In Tiplady, a forty-two year old woman died of encephalitis shortly after being discharged from a hospital emergency room. The Estate sued the hospital, arguing that the ED physician had misdiagnosed the woman's condition and prematurely discharged her, causing her death. In an attempt to hold the hospital liable for the actions of the ED physician, an independent contractor, the plaintiff argued that hospitals have a per se, nondelegable duty to treat patients in the emergency room. Under this theory, a hospital would be vicariously liable for any negligence occurring in the emergency room, even if the negligent actor were an independent contractor. The trial court struck down the claim before trial, and the Appellate Court unanimously affirmed. In its decision, the Court noted that "Connecticut has not previously recognized a nondelegable duty in the context of a hospital and an independent contractor physician," and it refused to do so now.
The Court rejected the plaintiff's assertion that state and federal regulations create a nondelegable duty for hospitals to provide non-negligent care in emergency rooms. First, the plaintiff relied on Department of Public Health Regulation § 19-13-D3(j)(2), which states that "[e]ach general hospital shall be organized in such a way as to provide adequate care for persons with acute emergencies at all hours." The Court disagreed with the plaintiff's interpretation of this regulation noting that subsection (3) of the regulation expressly permits hospitals to contract—i.e., delegate—their duty to provide emergency room care. The Court did issue a caveat to its decision, because that Regulation allows for delegation in a city or town with more than one hospital, and so the Court stated that it did not need to reach the issue of a nondelegable duty for a hospital in a municipality with only one hospital.
Second, the plaintiff argued that a nondelegable duty was created by 42 C.F.R. § 482.12(e), which provides that a hospital is responsible for all services furnished in the hospital and that contractual services must be provided in a safe and effective manner. Again, the Court was not persuaded. Noting that the purpose of the regulation is to provide a baseline for determining whether a hospital qualifies for a provider agreement under Medicare or Medicaid (see 42 C.F.R. 482.1(b)), the Court opined that, "[g]iven this stated purpose, it is unclear how the federal regulation supports the plaintiff's proposition." The regulation does not confer upon hospitals a nondelegable duty to ensure that ED physicians, even if independent contractors, do not commit malpractice.
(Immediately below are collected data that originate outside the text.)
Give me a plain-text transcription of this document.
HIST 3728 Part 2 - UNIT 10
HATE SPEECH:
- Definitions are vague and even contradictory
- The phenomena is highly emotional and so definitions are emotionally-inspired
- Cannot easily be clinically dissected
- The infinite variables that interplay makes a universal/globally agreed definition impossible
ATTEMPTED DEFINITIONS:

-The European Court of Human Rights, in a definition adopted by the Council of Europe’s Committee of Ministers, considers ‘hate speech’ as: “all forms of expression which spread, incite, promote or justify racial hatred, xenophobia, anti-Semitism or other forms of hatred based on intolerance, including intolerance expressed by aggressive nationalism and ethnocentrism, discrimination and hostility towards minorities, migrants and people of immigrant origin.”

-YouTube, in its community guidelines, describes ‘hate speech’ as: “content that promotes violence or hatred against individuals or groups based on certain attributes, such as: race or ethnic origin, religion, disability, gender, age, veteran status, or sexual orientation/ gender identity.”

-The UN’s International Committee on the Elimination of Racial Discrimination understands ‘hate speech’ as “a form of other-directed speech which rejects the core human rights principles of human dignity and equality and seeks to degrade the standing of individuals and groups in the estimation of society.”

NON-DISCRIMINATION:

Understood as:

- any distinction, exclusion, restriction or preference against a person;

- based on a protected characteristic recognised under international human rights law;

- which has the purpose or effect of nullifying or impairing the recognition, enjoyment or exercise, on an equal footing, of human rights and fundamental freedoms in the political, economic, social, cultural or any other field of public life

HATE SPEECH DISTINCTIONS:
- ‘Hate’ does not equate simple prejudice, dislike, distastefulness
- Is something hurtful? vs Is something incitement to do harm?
The case was not at an end, however. The jury had found that the ED physician was not negligent, but the Appellate Court reversed and remanded for a new trial on evidentiary grounds. Apart from the stricken theory of nondelegable duty, the plaintiff had also claimed that the ED physician was the apparent agent of the hospital, but the Appellate Court declined to opine on that theory of liability before a new trial, noting in a footnote that the issue of apparent agency is currently pending before the Connecticut Supreme Court in Cefaratti.
The parties have until mid-August to file a petition for certification for review of these issues by the Connecticut Supreme Court. We will be watching to see if the Supreme Court will review this decision and will keep you posted with the latest developments.